Nathalie nasceu no sul da França, em Aix-en-Provence, em uma família cheia de artistas. Um tio pintor era amigo de Picasso (ela diz "Picassô"). Formou-se na melhor escola de "trompe l'oeil" (técnica de pintura artística que cria perspectivas e ilude o olhar do espectador) do planeta, que ficava na Bélgica -o diploma está pendurado no lavabo-, trabalhou com teatro e cinema até se tornar parte de uma equipe de 15 pintores-decoradores que executavam projetos pelo mundo.

Veio fazer uma casa em São Paulo 30 anos atrás, apaixonou-se pela cidade e decidiu vir morar aqui com a filha única, Heloise, que, na ocasião, era criancinha.

Hoje com equipe própria e ateliê no Bom Retiro, também na região central paulistana, segue fazendo pinturas exclusivas para decorar casas e fazendas incríveis.

Seus clientes são tão poderosos e privados que ela prefere não citar. Certa vez, passou dois anos trabalhando na mesma casa, no Jardim Guedala, zona sul de São Paulo, para executar 2.000 m de pintura.

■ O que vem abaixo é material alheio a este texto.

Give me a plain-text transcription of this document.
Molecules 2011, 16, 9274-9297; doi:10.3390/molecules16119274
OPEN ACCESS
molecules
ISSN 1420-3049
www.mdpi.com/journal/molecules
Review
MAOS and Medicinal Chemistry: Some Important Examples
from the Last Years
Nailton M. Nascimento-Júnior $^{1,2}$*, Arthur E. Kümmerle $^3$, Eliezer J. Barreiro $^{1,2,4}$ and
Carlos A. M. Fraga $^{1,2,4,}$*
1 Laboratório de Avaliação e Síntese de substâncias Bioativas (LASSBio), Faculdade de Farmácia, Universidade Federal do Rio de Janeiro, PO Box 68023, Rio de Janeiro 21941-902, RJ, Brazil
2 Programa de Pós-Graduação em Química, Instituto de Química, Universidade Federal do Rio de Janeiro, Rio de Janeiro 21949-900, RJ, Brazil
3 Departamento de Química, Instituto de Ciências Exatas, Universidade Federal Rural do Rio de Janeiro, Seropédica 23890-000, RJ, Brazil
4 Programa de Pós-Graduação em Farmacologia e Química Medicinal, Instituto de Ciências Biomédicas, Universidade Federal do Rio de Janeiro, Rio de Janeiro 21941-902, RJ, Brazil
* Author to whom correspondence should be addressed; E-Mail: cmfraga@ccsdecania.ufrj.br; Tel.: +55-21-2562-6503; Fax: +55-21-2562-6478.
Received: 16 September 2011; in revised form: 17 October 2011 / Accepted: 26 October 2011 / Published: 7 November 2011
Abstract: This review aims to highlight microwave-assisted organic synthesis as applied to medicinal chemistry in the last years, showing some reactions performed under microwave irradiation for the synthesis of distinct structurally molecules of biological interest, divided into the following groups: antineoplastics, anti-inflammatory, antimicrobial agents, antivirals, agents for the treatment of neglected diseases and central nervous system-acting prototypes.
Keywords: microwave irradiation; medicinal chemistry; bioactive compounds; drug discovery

"Pintamos até as cortinas", conta. "Cada casa é pensada para ser única. Esse tipo de público não quer ver em nenhum outro lugar o que tem na casa dele", explica. "Genial na minha profissão é que nunca faço duas vezes a mesma coisa." E genial na vida dela é ser ao mesmo tempo uma profissional tão sofisticada e essa pessoa tão divertida.